Saying goodbye to North Vancouver

Fruit on our dining room table

I’ve determined that the one and only reason I get more work done at the Capilano Library than at home is the spottiness of the wireless network there. As such, I am imposing an MSN ban upon myself for the next indeterminate period. (I even removed it from the Dock in OS X.) Playing with the new digital camera is quite enough recreation for the moment and I thankfully have a clutch of blogs whose daily reading keeps me up to date on what many of you are doing.

Aside from reading, I took a walk up to the Village today largely for purposes of photographic documentation. It’s remarkable how places I have been many hundreds of times, I have never bothered to commit to film. It seems appropriate now to commit them to a few bits of hard drive space before I leave for England, as a substitute for all of the albums I shall be leaving behind. I’ve likewise been conducting a photographic survey of my parents’ house and environs.

Tonight, it seems that I shall be going out somewhere with Astrid.
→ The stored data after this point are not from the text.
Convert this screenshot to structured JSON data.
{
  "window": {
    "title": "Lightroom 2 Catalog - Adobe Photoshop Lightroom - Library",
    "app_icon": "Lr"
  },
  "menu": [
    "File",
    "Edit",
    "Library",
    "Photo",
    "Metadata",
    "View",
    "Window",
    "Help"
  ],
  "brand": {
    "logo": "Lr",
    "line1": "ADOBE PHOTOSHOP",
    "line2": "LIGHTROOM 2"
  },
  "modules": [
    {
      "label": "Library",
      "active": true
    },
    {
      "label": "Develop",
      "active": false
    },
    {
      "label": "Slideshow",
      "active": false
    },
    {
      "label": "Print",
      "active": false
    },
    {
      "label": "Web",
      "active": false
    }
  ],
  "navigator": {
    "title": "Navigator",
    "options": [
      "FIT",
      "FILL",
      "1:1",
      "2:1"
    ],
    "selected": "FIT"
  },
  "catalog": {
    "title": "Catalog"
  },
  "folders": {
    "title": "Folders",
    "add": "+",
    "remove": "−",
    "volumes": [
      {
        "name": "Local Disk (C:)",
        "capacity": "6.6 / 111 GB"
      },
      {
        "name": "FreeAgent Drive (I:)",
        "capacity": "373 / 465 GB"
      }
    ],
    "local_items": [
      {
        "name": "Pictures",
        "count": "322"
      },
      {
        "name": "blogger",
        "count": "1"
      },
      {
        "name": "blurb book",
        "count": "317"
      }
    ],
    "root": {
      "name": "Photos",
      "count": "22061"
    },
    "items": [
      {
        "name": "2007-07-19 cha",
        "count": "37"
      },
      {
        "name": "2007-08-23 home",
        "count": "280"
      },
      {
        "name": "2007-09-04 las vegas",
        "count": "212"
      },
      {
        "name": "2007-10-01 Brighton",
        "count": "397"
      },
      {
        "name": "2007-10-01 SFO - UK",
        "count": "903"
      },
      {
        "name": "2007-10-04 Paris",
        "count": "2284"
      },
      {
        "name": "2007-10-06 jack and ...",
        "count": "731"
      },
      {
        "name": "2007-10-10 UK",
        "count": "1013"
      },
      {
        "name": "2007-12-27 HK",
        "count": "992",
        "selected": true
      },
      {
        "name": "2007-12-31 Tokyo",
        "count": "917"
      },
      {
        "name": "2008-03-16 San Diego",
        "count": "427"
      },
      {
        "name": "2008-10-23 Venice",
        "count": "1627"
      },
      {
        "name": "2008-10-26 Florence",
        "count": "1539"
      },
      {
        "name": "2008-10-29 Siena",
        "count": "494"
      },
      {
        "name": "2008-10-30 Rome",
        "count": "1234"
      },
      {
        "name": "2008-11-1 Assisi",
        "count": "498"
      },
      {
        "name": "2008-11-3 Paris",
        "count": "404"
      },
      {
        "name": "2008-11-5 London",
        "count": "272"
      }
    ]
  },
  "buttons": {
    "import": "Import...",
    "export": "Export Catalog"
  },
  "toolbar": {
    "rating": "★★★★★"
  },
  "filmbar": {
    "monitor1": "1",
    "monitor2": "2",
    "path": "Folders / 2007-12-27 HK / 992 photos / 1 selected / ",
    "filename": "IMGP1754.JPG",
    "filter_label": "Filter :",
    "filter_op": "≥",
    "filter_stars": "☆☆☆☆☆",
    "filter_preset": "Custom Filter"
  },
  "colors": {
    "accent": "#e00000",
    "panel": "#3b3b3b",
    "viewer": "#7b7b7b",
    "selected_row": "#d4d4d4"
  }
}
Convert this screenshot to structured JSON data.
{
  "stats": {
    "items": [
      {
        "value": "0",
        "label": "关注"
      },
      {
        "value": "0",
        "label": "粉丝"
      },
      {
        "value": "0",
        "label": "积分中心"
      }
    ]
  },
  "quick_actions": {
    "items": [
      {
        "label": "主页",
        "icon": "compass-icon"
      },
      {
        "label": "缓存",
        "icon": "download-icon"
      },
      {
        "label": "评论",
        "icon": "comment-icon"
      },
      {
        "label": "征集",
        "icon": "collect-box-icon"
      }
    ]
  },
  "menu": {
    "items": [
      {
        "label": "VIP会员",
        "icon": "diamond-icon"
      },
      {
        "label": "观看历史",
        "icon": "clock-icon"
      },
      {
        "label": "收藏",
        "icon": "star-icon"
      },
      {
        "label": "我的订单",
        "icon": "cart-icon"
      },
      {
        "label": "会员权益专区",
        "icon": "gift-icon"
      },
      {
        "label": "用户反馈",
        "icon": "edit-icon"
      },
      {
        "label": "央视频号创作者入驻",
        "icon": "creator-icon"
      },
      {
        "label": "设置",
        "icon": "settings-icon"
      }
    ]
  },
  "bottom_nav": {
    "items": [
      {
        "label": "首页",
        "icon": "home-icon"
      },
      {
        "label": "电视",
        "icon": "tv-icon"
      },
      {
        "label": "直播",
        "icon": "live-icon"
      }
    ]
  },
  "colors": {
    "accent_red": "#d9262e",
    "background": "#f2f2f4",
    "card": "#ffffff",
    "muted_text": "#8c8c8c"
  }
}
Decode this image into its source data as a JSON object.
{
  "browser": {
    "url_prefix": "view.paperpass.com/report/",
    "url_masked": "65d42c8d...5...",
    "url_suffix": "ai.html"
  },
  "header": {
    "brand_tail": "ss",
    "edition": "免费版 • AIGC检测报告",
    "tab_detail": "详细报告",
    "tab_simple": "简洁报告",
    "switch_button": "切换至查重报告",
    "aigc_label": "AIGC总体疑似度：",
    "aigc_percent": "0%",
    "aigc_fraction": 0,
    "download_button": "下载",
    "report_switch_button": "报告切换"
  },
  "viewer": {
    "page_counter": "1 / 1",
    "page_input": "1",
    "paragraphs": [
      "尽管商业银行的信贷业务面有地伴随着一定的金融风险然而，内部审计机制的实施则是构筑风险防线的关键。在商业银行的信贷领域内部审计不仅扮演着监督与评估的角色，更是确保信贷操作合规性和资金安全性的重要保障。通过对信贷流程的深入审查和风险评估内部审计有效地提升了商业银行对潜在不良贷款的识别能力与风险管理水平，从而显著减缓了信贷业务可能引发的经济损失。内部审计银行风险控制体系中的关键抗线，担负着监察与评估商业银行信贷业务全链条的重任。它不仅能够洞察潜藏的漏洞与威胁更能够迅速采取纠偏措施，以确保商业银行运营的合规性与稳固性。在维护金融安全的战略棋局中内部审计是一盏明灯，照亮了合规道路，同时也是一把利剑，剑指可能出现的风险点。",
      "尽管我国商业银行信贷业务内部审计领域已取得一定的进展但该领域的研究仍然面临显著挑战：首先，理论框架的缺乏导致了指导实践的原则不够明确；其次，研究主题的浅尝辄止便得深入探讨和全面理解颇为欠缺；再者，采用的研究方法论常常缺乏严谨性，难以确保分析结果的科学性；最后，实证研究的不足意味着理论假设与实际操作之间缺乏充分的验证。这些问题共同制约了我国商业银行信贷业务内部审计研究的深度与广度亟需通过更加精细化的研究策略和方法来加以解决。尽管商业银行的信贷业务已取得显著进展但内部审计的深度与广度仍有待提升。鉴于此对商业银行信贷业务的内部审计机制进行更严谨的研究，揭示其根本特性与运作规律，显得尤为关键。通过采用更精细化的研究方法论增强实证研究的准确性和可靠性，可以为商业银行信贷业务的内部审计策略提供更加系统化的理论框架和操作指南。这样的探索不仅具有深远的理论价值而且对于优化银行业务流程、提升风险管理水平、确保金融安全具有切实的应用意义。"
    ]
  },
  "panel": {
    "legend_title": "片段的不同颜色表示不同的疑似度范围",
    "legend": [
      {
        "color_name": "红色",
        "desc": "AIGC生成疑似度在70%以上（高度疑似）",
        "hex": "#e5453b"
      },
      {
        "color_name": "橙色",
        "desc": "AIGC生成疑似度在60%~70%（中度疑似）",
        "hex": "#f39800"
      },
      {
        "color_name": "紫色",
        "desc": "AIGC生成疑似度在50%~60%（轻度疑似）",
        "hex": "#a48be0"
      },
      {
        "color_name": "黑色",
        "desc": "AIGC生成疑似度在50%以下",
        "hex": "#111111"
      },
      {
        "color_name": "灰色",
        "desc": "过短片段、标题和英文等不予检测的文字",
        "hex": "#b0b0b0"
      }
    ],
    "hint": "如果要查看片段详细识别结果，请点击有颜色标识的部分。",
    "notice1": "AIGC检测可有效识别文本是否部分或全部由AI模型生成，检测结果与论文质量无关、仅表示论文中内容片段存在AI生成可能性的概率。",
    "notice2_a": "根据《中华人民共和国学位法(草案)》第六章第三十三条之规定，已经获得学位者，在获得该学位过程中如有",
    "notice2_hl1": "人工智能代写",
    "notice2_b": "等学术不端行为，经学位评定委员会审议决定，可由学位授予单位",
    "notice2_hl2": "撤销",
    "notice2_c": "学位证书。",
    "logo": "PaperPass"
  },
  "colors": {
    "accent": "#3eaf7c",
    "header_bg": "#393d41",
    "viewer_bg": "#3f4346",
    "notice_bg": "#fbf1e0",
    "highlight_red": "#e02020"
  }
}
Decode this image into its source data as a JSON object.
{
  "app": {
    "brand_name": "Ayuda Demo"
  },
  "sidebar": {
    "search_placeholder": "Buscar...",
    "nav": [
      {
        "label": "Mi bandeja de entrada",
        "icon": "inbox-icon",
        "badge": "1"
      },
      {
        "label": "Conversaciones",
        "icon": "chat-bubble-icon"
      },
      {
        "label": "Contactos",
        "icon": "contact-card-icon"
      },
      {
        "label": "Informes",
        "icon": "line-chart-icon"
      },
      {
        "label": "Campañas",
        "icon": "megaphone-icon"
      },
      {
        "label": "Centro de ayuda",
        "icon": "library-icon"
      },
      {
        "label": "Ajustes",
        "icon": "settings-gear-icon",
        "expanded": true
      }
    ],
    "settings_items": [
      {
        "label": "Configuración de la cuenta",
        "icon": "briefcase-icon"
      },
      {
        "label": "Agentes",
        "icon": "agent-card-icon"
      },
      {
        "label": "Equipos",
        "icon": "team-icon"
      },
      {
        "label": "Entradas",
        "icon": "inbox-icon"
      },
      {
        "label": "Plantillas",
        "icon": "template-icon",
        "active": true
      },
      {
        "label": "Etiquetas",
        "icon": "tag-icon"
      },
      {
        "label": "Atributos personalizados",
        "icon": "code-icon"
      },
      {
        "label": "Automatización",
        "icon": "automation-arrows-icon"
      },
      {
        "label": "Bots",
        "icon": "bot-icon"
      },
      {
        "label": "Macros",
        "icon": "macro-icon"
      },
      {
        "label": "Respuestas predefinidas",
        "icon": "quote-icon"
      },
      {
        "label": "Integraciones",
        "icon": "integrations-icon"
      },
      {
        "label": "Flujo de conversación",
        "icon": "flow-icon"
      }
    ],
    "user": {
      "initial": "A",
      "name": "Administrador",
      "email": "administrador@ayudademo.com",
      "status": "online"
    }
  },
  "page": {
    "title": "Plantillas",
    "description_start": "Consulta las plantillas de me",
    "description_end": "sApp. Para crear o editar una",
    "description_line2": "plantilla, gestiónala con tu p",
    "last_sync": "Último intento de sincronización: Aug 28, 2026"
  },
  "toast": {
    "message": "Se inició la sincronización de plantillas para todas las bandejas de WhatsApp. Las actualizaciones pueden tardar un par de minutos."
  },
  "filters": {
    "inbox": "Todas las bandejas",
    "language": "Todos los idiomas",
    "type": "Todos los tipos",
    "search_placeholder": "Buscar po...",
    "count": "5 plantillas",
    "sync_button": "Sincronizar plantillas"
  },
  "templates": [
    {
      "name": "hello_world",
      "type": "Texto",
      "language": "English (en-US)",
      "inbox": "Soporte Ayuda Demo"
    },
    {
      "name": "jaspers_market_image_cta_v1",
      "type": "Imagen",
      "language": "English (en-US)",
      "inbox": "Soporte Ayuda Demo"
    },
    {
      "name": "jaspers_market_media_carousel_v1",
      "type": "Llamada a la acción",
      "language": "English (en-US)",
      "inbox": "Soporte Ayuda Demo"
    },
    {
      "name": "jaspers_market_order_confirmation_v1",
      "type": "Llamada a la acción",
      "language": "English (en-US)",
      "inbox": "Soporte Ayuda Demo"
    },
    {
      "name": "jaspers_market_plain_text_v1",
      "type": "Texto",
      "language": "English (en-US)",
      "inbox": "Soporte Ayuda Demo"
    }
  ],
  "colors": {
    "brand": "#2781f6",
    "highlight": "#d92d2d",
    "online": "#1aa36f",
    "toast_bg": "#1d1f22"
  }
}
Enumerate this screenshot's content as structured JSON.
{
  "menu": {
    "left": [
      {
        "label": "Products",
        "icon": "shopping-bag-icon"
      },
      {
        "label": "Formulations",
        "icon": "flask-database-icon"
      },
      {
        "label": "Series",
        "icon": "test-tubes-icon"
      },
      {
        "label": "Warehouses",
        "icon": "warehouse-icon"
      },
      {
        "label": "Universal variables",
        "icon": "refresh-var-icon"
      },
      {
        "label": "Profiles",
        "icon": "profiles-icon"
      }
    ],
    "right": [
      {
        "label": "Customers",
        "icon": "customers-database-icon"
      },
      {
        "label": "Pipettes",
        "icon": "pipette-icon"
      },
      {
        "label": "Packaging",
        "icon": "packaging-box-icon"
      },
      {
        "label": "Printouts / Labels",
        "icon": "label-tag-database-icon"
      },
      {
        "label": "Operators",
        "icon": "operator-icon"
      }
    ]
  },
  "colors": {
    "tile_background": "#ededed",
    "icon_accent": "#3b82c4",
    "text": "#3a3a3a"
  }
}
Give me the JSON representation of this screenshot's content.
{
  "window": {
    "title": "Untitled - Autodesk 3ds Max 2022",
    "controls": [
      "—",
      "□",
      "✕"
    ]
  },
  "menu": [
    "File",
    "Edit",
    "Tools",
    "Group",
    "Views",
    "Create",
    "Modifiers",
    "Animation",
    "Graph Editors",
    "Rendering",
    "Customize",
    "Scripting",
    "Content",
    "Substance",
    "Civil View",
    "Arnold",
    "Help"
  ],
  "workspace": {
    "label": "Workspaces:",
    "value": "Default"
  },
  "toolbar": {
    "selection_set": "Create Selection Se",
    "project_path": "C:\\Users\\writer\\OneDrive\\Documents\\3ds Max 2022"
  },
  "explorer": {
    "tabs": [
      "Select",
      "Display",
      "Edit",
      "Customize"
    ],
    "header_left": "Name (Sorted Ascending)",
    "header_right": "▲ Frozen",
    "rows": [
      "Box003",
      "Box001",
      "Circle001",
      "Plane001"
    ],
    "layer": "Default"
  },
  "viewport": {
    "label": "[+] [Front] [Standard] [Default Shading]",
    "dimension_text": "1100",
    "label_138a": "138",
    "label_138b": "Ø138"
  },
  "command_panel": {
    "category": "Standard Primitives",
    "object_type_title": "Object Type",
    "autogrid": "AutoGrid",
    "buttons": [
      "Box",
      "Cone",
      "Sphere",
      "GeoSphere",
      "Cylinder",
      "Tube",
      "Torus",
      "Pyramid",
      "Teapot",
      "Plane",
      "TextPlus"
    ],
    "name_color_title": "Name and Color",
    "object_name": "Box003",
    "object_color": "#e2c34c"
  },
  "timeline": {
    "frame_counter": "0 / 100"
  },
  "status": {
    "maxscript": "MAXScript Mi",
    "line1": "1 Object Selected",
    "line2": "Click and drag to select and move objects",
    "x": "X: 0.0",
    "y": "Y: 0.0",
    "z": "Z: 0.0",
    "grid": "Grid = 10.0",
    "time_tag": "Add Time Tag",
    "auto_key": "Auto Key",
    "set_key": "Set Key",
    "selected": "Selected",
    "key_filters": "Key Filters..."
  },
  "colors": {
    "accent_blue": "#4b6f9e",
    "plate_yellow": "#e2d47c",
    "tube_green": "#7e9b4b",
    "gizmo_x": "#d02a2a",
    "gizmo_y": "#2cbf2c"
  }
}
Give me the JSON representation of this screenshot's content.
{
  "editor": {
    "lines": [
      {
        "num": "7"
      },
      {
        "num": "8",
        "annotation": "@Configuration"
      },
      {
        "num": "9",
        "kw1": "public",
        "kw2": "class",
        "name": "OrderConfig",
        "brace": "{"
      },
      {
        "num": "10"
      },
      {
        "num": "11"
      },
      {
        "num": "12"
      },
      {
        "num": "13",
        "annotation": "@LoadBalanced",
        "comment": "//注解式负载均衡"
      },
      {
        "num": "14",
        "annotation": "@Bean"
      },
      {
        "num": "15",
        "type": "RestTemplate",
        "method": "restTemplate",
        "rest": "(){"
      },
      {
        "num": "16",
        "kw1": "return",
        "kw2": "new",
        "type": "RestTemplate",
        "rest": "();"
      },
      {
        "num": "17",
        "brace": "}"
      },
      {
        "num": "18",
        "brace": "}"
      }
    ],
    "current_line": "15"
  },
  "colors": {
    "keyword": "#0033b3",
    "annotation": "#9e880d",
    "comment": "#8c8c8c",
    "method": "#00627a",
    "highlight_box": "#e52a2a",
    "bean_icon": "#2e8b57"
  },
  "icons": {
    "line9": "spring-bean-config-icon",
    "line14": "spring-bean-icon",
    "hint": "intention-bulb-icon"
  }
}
Having not seen her since the beginning of the summer, I have relatively little idea of what to expect.

Sunday, Fernando and I are meeting to produce the final version of the NASCA report, to be passed on to Sens so that he can write an introductory letter. I’ve been disappointed to receive so little input from group members regarding the contents of the draft report. While it is based on the hundred pages of so of handwritten notes I produced during the various de-briefs, I still expected there to be at least a bit of discussion about its contents. I suppose it’s not unlike the group projects I’ve frequently directed in the past – where, as long as the work gets done, people will feel little impetus to make a contribution.

PS. Night’s Sindark Nave took another big step towards total disappearance today.

PPS. Those interested in cloak and dagger stuff should take a look at this fascinating article. Link courtesy of Bruce Schneier.

3 thoughts on “Saying goodbye to North Vancouver”

  1. While the colours there are nice, the cropping is terrible. Remember that the viewfinder in the A510 doesn’t necessarily show exactly what will hit the sensor. Likewise, the icons around the sides of the screen can throw off your compositional style. With luck, that will improve in later shots.

  2. Given that an eye for composition is the only photographic talent that I would accord to myself, it’s clear that such consideration will have to be made. I confess that I’ve found the discrepancies between of framing on the LCD screen or through the viewfinder to be troublesome, when the images produced are examined.

  3. Attention: because of some Google traffic that one or two people weren’t happy about, I had to scramble this comment, albeit in a fairly superficial way.